Effect of Dissolved Iron and Oxygen on Stability of Hydrolyzed Polyacrylamide Polymers

This paper describes an experimental study of the stability of a hydrolyzed polyacrylamide (HPAM) polymer and an HPAM-2-acrylamido-tertbutylsulfonic acid (ATBS) terpolymer in the presence of varying initial levels of dissolved oxygen (0 to 8,000 ppb), Fe2+ (0 to 220 ppm), and Fe3+ (0 to 172 ppm). A special method was developed to attain and confirm dissolved-oxygen levels. Stability studies were performed at 23 and 90 degrees C. For Fe2+ concentrations between 0 and 30 ppm, viscosity losses were insignificant after 1 week when the initial dissolved oxygen concentration was 200 ppb or less. Above this level, significant viscosity losses were seen, especially if iron was present.
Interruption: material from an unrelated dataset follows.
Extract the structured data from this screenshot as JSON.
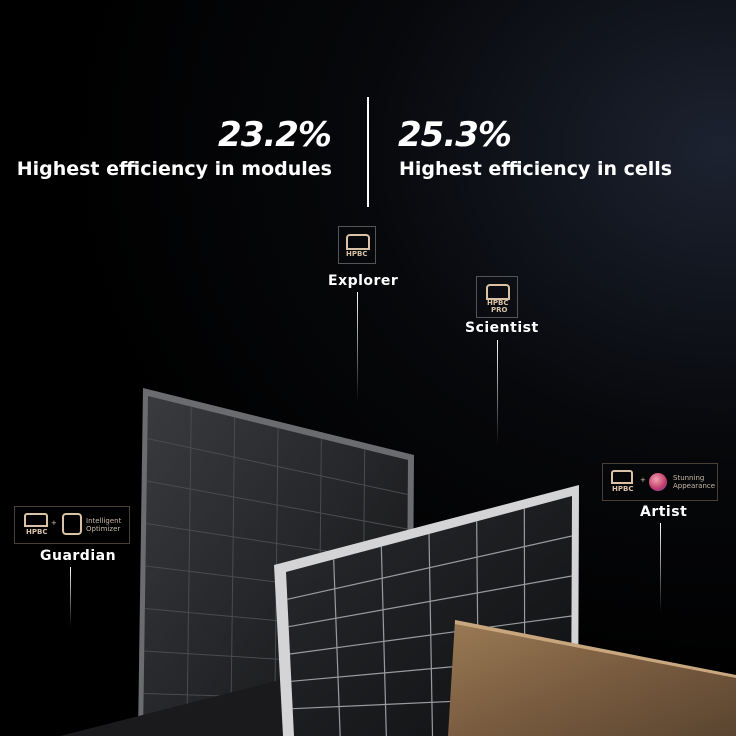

If the temperature is high, a greater need arises to strive for very low dissolved-oxygen content. For samples stored for 1 week at 90 degrees C with only 10-ppb initial dissolved oxygen, contact with steel caused HPAM-ATBS solution viscosity losses greater than 30%. In contrast at 23 degrees C, contact with steel caused no significant degradation when the dissolved O-2 concentration was 1,000 ppb or less. Several different methods are discussed to control oxidative degradation of polymers during field applications. We advocate physical means of excluding oxygen (e.g., stopping leaks, better design of fluid transfer, gas-blanketing, gas-stripping) rather than chemical means. Addition of Fe3+ to polymer solutions caused immediate crosslinking. Because crosslinked polymers were never observed during our studies with Fe2+, we conclude that free Fe3+ was not generated in sufficient quantities to form a visible gel.